───年─月──日
ミズキがせっかくDA情報部に解析させた写真を
一瞬でクルミがさらに高解像度のものに解析し直したと私に愚痴ってきた。
これは決してDA情報部が劣っているわけではなく、言ってしまえば比較対象が悪いだけなのだが
元・情報部のミズキとしては相当悔しかったのだろう。
この話を聞きつつ…私は笑い出しそうになるのをなんとか堪えていた。
なぜかと言えば。
ついに本編3話、即ち千束とたきなのハグ→百合ゴーランド確殺コンボが見られるからだ。
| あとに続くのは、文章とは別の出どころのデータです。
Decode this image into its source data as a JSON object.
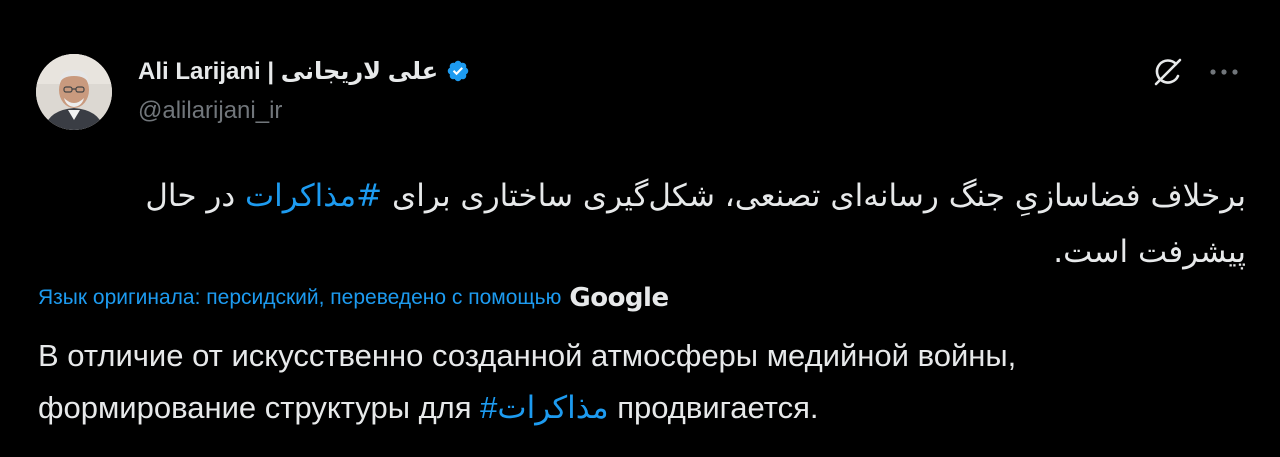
{
  "author": {
    "display_name": "Ali Larijani | علی لاریجانی",
    "handle": "@alilarijani_ir",
    "verified": true
  },
  "tweet": {
    "original_before": "برخلاف فضاسازیِ جنگ رسانه‌ای تصنعی، شکل‌گیری ساختاری برای ",
    "original_hashtag": "#مذاکرات",
    "original_after": " در حال پیشرفت است.",
    "translation_note": "Язык оригинала: персидский, переведено с помощью",
    "translation_provider": "Google",
    "translated_before": "В отличие от искусственно созданной атмосферы медийной войны, формирование структуры для ",
    "translated_hashtag": "#مذاکرات",
    "translated_after": " продвигается."
  },
  "icons": {
    "grok": "grok-icon",
    "more": "more-options-icon",
    "verified": "verified-badge-icon"
  },
  "colors": {
    "background": "#000000",
    "text": "#e7e9ea",
    "secondary": "#71767b",
    "accent": "#1d9bf0"
  }
}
薄れつつある前世の記憶の中でも一際輝く「ちさたき」の超重要イベント。
これだけは絶対に見逃すわけにはいかない。
念のために、千束にそれとなくたきなも本部に行くのか聞いてみたところ
一緒に行くよ、と言っていたのでたきなも同行することはまず間違いない。
明日、あの場所から真の意味で二人の道が重なるのだ。
◆
「──ここだと思った。リコリスはみんな好きだもんねー。ここ」
そこはDA本部のリコリス達が暮らす寮内にある、大きな噴水の前だった。リコリス達の憩いの場所…って言えばいいのかな。私もよく百合とここに来てたっけ。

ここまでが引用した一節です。